We turn to defendant’s second assignment of error. Defendant contends that the trial court erred when it refused to redact from her release agreement that she had been charged with harassment and menacing misdemeanors before admitting the agreement into evidence. She contends that that information was irrelevant and more unfairly prejudicial than probative. Whether evidence is relevant is a legal question. State v. Serrano, 355 Or 172, 191, 324 P3d 1274 (2014), cert den, 135 S Ct 2861 (2015). A trial court’s decision to admit evidence over an objection that the evidence is unfairly prejudicial is reviewed for abuse of discretion. Id. at 192.

Defendant contends that, because her judicial admission established that she had been charged with misdemeanors, the evidence that she had been charged with *173menacing and harassment misdemeanors was irrelevant. See State v. Hess, 342 Or 647, 661, 159 P3d 309 (2007) (“ [D]efendant’s judicial admission to his prior convictions established completely the existence of the prior convictions as a factual-and legal matter and relieved the state of its burden to prove their existence during trial”). Defendant also argues that the trial court abused its discretion because it failed to consider the prejudicial effect of the evidence. The state responds that “this court need not reach defendant’s argument, because any error in admitting the [identity] of the underlying charges [was] harmless.” We agree with the state. See State v. Davis, 336 Or 19, 32, 77 P3d 1111 (2003) (evidentiary error is not reversible if there is “little likelihood that the error affected the verdict”); OEC 103(1) (evi-dentiary error not reversible “unless a substantial right of the party is affected”).

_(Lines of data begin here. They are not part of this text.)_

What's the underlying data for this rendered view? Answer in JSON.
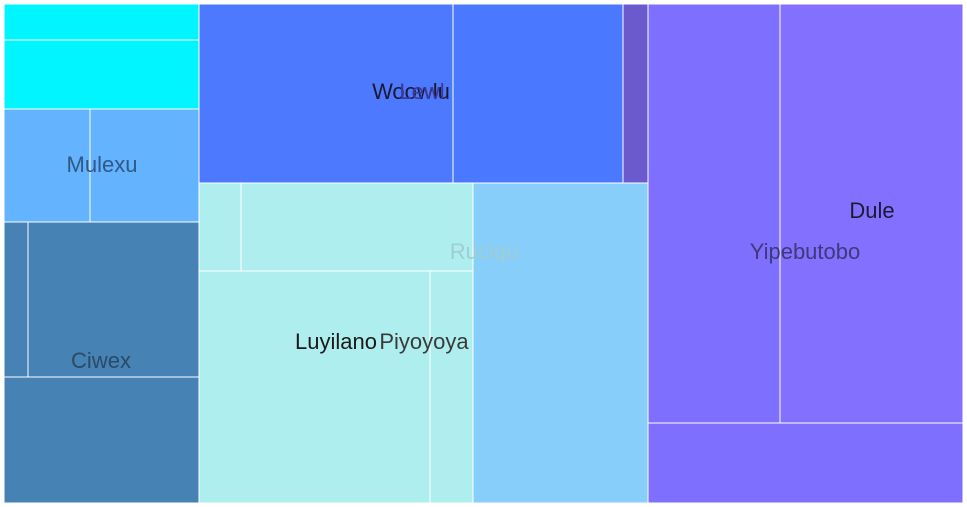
{
  "chart_data": {
    "type": "treemap",
    "title": "",
    "groups": [
      {
        "name": "Mulexu",
        "color": "#63b3ff",
        "items": [
          {
            "value": 7.0,
            "color": "#00f5ff"
          },
          {
            "value": 14.0,
            "color": "#00f5ff"
          },
          {
            "value": 10.0,
            "color": "#63b3ff"
          },
          {
            "value": 12.5,
            "color": "#63b3ff"
          }
        ]
      },
      {
        "name": "Ciwex",
        "color": "#4682b4",
        "items": [
          {
            "value": 4.0,
            "color": "#4682b4"
          },
          {
            "value": 17.0,
            "color": "#4682b4"
          },
          {
            "value": 24.5,
            "color": "#4682b4"
          }
        ]
      },
      {
        "name": "Woowlu",
        "color": "#4d79ff",
        "items": [
          {
            "value": 45.5,
            "color": "#4d79ff"
          }
        ]
      },
      {
        "name": "Lewl",
        "color": "#4a79ff",
        "items": [
          {
            "value": 30.5,
            "color": "#4a79ff"
          },
          {
            "value": 4.5,
            "color": "#6a5acd"
          }
        ]
      },
      {
        "name": "Luyilano",
        "color": "#afeeee",
        "items": [
          {
            "value": 7.5,
            "color": "#afeeee"
          },
          {
            "value": 23.5,
            "color": "#afeeee"
          },
          {
            "value": 46.0,
            "color": "#afeeee"
          }
        ]
      },
      {
        "name": "Piyoyoya",
        "color": "#afeeee",
        "items": [
          {
            "value": 9.0,
            "color": "#afeeee"
          }
        ]
      },
      {
        "name": "Ruciqu",
        "color": "#87cefa",
        "items": [
          {
            "value": 56.0,
            "color": "#87cefa"
          }
        ]
      },
      {
        "name": "Yipebutobo",
        "color": "#7f6fff",
        "items": [
          {
            "value": 53.5,
            "color": "#7f6fff"
          },
          {
            "value": 40.5,
            "color": "#7f6fff"
          }
        ]
      },
      {
        "name": "Dule",
        "color": "#8470ff",
        "items": [
          {
            "value": 40.5,
            "color": "#8470ff"
          }
        ]
      }
    ],
    "label_colors": {
      "Mulexu": "#2f5a85",
      "Ciwex": "#2a4a66",
      "Woowlu": "#1a1a2e",
      "Lewl": "#3a3a9a",
      "Luyilano": "#1a1a1a",
      "Piyoyoya": "#3a3a3a",
      "Ruciqu": "#9fcdd0",
      "Yipebutobo": "#3e3a7a",
      "Dule": "#1a1a33"
    }
  }
}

Here, even if the trial court erred in refusing to redact from her release agreement that defendant had been charged with menacing and harassment, there was little likelihood that the identity of the misdemeanor charges affected the verdict. At trial, the parties focused on whether defendant had been released from custody or a correctional facility as required by ORS 162.195. The identity of the underlying charges—menacing and harassment—was unrelated to the question whether defendant had been released from custody or a correctional facility. See State v. Marquez-Vela, 266 Or App 738, 746, 338 P3d 813 (2014) (if an eviden-tiary error “relates to a central factual issue in the case, rather than to a tangential issue,” it is more likely to have affected the jury’s verdict). Thus, information about those charges would not have influenced the jury’s determination of whether the state had proved that element of the crime of failure to appear.

Moreover, nothing in the record suggests that the state tried to use the nature of the charges as propensity evidence; indeed, menacing and harassment are not so inflammatory that identifying those charges is more prejudicial than informing the jury that defendant was charged with unspecified misdemeanors. Here, viewing the totality of the evidence presented to the jury in light of the specific *174misdemeanor charges, it is unlikely that the jury’s verdict was affected by the presentation of evidence that defendant had been charged with menacing and harassment misdemeanors. Cf. State v. Parker, 285 Or App 777, 787, 398 P3d 437 (2017) (concluding that it was error for the trial court to admit evidence of the name of the defendant’s crime of conviction because that evidence “was devoid of any probative value and was unfairly prejudicial”).

In sum, we conclude that there is sufficient evidence that defendant was released from “custody or a correctional facility” within the meaning of ORS 162.195. Thus, the trial court did not err when it denied defendant’s motion for judgment of acquittal. We also conclude that, even if the trial court erred when it admitted evidence that defendant had been charged with menacing and harassment, that error had little likelihood of affecting the verdict.

Affirmed.

The defendant in Ford was charged with first-degree failure to appear, ORS 162.205. That statute uses the same wording as ORS 162.195 that is at issue in this case.